When time stood still for a while

Last Friday, I attended Hornbill City Toastmasters Club’s installation night cum 25th anniversary celebration in Kuching. I was invited in my capacity as a former president of the club by the organising chairperson of the event, Tan Hong Mui.

I am glad I accepted the invitation. It was one of the best dinners I had attended in a long time. The camaraderie I shared with some members of the club, especially some of the former presidents with whom I served for years was incredible and amazing.

Many of them have left the club and the Toastmasters movement because of work commitment or other interests. That night, however, especially for those who sat at Table No 2, time stood still for a while.

Although many of us had not seen each other for ages, somehow, we clicked together instantly and laughed loudly at each other’s jokes and antics. Yes, for a few hours that night, we turned back the clock; became our younger selves and were so carefree!

Besides the company, the food at the historic Sarawak Club, the venue of the function, was fantastic. I learnt that it had been specially chosen by Dunstan Chan a veteran member of the club, past District 51 Governor and champion speaker.

Pointing to the food list, his lovely and beautiful wife, Violetta, who sat next to me said, “All his favourite food is here.” I enjoyed the food so much that at the end of the dinner, I personally thanked Dunstan for his delicious selections.

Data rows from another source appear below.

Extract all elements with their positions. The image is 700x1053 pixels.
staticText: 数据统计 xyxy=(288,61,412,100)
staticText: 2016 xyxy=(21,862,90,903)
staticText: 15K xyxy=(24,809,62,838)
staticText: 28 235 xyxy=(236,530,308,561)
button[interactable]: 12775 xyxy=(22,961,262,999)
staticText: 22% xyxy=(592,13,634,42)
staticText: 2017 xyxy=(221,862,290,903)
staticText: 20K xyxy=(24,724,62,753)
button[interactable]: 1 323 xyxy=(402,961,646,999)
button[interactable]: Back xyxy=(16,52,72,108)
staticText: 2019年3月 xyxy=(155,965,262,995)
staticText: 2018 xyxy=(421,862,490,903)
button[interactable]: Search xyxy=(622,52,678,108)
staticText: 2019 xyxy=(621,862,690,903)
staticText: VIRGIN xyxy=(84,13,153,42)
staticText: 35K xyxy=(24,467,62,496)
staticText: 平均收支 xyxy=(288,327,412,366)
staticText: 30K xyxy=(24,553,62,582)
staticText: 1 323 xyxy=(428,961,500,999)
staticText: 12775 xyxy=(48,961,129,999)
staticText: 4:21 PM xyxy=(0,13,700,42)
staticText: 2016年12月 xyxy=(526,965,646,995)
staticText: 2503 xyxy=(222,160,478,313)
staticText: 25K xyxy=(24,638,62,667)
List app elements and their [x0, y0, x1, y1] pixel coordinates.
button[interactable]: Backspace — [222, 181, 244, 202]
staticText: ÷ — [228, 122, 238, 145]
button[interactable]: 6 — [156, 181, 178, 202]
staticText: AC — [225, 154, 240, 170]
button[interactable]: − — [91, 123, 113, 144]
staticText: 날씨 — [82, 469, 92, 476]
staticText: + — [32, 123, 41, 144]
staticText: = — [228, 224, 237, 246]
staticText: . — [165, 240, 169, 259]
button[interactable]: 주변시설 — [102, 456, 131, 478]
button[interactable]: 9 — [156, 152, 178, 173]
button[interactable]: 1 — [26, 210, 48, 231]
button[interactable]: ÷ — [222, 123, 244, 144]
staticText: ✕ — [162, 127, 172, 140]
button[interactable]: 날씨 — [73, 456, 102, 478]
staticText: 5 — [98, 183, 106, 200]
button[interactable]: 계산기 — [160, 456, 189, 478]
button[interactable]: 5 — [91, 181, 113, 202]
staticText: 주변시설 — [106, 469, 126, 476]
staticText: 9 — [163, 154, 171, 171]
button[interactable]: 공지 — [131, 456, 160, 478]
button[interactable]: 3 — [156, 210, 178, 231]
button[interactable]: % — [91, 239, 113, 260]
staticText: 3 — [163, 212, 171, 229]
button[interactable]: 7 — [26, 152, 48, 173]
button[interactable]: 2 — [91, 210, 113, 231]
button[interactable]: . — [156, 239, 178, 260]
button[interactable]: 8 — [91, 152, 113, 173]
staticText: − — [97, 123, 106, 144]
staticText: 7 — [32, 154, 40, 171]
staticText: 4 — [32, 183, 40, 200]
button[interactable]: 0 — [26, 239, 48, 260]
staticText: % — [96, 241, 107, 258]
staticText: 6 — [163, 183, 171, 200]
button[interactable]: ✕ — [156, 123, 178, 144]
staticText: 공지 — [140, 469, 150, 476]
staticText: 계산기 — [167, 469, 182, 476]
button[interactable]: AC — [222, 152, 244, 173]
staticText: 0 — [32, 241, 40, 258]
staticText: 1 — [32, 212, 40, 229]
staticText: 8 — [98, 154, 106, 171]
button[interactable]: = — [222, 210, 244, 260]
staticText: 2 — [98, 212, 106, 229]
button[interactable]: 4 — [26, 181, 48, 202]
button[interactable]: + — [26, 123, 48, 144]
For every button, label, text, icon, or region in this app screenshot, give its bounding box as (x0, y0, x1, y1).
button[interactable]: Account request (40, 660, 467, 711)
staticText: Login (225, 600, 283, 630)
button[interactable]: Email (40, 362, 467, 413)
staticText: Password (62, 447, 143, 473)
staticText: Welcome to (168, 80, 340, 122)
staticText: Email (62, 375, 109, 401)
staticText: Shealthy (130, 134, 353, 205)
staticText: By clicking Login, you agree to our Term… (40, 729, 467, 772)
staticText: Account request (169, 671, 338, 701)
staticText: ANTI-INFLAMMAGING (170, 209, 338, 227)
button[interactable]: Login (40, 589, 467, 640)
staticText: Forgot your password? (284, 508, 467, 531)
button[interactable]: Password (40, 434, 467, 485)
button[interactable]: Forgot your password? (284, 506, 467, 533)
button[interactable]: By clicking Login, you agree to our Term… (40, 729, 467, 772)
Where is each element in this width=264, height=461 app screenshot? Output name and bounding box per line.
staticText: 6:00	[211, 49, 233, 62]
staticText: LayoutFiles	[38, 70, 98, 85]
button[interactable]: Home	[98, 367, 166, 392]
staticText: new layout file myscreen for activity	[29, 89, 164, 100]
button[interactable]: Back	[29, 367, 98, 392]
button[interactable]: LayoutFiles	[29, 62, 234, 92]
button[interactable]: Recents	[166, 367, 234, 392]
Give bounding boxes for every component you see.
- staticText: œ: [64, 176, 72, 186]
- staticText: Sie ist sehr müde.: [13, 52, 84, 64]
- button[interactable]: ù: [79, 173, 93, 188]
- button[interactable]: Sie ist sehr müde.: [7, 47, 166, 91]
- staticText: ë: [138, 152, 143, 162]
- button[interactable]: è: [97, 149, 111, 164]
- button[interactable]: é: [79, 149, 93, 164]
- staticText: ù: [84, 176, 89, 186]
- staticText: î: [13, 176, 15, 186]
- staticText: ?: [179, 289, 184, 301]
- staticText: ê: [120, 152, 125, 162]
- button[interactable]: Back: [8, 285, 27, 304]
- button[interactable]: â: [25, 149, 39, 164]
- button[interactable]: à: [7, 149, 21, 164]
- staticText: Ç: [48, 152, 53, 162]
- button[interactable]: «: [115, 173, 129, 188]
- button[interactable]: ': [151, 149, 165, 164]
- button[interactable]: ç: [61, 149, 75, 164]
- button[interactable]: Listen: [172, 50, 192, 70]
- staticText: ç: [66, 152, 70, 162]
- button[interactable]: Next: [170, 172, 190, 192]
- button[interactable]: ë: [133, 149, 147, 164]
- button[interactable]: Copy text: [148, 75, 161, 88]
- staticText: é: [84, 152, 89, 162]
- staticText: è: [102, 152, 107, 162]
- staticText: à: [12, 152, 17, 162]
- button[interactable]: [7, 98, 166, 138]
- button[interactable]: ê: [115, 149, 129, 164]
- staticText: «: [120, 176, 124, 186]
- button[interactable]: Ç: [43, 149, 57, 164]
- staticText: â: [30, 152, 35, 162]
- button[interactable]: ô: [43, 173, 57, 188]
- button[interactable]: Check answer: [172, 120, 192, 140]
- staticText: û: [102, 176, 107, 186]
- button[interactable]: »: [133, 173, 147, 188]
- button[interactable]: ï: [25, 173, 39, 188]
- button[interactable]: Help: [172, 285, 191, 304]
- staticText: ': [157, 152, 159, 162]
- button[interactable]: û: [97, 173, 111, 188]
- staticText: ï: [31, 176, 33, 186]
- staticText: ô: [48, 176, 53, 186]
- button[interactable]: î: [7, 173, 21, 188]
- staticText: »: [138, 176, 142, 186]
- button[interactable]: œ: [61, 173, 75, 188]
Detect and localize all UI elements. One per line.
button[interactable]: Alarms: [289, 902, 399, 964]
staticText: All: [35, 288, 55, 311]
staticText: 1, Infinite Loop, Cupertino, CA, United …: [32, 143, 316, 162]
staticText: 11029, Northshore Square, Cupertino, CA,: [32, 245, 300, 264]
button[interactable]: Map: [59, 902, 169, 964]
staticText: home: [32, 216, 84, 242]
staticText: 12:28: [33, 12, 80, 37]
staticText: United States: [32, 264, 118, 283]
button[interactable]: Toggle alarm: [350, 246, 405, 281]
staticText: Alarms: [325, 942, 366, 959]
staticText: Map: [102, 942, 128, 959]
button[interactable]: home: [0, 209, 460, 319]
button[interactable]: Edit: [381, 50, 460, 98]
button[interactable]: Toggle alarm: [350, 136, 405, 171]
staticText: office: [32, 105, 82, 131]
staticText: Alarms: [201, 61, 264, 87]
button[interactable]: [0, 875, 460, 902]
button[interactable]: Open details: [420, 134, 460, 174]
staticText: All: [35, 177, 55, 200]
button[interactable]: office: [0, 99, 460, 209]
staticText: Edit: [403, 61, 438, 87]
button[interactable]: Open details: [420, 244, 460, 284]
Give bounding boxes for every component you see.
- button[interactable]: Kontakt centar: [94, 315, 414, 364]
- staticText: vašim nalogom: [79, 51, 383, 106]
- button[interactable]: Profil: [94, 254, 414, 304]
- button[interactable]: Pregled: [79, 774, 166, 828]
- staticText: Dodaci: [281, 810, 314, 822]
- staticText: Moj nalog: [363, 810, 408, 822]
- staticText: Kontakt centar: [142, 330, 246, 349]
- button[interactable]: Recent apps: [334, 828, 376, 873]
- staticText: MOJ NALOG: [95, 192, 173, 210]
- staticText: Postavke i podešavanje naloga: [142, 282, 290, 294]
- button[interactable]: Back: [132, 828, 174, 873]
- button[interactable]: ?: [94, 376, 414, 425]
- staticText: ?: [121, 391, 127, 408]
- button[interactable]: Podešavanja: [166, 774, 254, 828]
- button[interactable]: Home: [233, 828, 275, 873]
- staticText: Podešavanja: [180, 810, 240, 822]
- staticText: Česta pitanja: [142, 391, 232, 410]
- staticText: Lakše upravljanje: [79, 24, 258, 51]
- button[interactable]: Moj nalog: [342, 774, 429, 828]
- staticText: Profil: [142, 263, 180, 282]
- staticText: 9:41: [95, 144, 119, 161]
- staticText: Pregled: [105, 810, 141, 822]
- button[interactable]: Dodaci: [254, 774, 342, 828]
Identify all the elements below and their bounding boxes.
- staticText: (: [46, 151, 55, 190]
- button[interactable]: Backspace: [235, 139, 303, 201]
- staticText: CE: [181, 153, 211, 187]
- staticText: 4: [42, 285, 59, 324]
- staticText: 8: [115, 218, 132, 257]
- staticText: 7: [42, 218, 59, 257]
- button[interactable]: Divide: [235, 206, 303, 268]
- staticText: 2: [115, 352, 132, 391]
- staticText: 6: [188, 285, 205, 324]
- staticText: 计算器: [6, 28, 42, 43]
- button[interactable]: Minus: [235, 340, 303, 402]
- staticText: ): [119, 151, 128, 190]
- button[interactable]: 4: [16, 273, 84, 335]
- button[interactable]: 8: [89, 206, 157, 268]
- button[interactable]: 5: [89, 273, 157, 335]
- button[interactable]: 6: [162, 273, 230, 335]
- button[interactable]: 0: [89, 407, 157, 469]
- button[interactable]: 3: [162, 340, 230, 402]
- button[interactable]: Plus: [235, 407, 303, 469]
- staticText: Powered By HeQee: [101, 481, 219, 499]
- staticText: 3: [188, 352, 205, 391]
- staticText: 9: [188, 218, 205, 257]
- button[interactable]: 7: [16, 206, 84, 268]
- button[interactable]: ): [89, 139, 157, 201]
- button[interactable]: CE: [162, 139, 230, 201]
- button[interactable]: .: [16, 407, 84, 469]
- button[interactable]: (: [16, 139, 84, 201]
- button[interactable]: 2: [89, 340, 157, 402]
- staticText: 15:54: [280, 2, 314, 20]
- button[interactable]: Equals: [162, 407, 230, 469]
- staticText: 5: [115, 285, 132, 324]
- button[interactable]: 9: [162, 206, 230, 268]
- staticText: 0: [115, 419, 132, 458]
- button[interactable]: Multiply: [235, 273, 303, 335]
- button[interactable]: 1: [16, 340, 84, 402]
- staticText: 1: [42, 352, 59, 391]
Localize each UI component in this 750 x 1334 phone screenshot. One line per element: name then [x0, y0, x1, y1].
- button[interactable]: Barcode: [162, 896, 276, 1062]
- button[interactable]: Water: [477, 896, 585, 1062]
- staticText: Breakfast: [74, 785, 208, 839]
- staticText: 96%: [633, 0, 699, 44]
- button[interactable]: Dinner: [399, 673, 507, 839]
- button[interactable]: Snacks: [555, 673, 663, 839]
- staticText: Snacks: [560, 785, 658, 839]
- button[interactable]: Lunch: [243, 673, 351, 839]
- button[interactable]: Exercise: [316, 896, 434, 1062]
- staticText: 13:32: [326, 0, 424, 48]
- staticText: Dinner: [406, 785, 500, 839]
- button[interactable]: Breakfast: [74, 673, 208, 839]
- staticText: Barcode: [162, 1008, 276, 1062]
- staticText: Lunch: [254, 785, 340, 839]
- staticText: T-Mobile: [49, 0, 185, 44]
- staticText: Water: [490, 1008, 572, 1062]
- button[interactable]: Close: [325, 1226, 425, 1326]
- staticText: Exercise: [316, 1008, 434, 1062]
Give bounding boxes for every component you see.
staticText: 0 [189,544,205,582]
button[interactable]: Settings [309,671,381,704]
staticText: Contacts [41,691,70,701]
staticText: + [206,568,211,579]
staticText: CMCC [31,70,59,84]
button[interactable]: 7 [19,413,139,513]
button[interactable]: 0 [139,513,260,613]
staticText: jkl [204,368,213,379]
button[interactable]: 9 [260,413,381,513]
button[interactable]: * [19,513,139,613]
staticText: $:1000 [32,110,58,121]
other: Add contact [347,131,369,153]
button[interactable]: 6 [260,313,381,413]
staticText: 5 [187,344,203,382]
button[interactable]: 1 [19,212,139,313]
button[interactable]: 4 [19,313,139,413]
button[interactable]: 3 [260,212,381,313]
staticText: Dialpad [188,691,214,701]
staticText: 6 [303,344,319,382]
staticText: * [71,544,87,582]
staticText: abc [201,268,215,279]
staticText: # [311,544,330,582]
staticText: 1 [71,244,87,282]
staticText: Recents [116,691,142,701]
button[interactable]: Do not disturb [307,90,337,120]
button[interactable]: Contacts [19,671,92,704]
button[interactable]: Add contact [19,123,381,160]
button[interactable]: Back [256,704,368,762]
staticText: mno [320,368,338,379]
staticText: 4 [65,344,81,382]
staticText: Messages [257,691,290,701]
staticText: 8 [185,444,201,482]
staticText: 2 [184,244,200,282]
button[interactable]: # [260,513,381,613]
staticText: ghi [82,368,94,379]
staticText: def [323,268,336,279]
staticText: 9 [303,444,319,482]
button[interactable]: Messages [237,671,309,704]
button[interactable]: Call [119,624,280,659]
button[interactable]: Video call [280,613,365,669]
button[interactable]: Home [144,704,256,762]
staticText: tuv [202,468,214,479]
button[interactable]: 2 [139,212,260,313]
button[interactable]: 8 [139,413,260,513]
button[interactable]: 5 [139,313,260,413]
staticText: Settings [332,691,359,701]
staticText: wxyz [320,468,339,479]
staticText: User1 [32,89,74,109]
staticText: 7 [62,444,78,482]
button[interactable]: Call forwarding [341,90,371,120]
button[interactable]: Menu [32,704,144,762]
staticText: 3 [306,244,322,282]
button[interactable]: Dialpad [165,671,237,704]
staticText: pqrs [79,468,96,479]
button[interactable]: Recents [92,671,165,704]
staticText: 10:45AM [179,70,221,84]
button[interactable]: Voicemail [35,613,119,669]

For dessert, we were treated to pieces of the club’s 25th anniversary cake. Guest of honour and the club’s patron, Datuk David Teng, a former state assistant minister, had earlier on cut the cake. He was patron of the club when I was president of Hornbill City Toastmasters Club from July 2002 to June 2003. It is encouraging to see his strong support for the club remains until today.

I joined Hornbill City Toastmasters Club in 1998 because I wanted to be able to speak in front of an audience. There are now many Toastmasters Clubs in Sarawak and the world and all affiliated to Toastmasters International is a worldwide non-profit educational organisation that empowers individuals to become effective communicators and leaders. Headquartered in Rancho Santa Margarita, California, the organisation now has more than 345,000 members in more than 15,900 clubs in 142 countries.

In some Toastmasters Clubs, you can become the president even if you have just joined the club for a year and there is no contest for the post. When I was in Hornbill City Toastmasters Club, the queue to the top post was quite long. My friends and I had to wait patiently for a few years for our turn to helm the club. We were young then and did not mind waiting.

I held most of the posts in the executive committee before ending up as the president. I climbed the rank slowly from sergeant-at-arms, secretary, vice president public relations, vice president membership and vice president education and then president. With each post, I learned various skills which remained with me until today.

For example, as secretary, I learned to write good minutes of meeting, thanks to the guidance I received from the then president, Julie Fong.

The only post I did not hold was that of the treasurer, simply because I was hopeless with figures and still am.

I am now a member of another club, Connections Toastmasters Club. I stopped being a member of Hornbill City Toastmasters because of work commitment and I could not attend the club’s meeting on the day it was scheduled.

The dinner at the Sarawak Club last Friday made me realise how much I missed the camaraderie I enjoyed with my friends as we undertook our Toastmasters journey in Hornbill City years ago.

It also made me realise how much water has flowed under the bridge; how we had changed and aged and how much I owed to the club for making me what I am today.

Hornbill City Toastmasters Club was, after all, where I made my ice-breaker, the first Toastmasters speech, and where I completed many of my educational manuals.

Joining it was the first step I took in my long journey as a Toastmaster. It was also where I first took up the post of president and area governor.

I am now a Distinguished Toastmaster (DTM). The DTM award is the highest level of educational achievement in Toastmasters.

To earn the DTM designation in the traditional (old) education programme, I had to earn the Competent Communicator (CC) award, earn the Competent Leader (CL) award, serve at least six months as a club officer, serve a complete one-year term as a district officer, serve as a club sponsor, mentor or coach, participate in the preparation of a Club Success Plan, earn the Advanced Communicator Gold or Advanced Toastmaster Gold award and earn my Advanced Leader Silver or Advanced Leader award.

In the last leg of my journey towards becoming a DTM, I received a lot of help from past International President of Toastmasters International, Datuk John Lau, who is a strong supporter of Connections Toastmasters Club, my current club.

Besides the installation of the incoming president, Awang Saifeluddin and his exco members, one of the highlights at the Hornbill City Toastmasters Club’s dinner last Friday was a slideshow of the club’s history by Dunstan. Tributes were paid to the past presidents during the slideshow. It was good to see a picture of my younger self on the board!

I thank the club for remembering its past presidents and for inviting me to the dinner. The euphoria I experienced that night will remain with me for a while. Thank you, Hornbill City Toastmasters Club!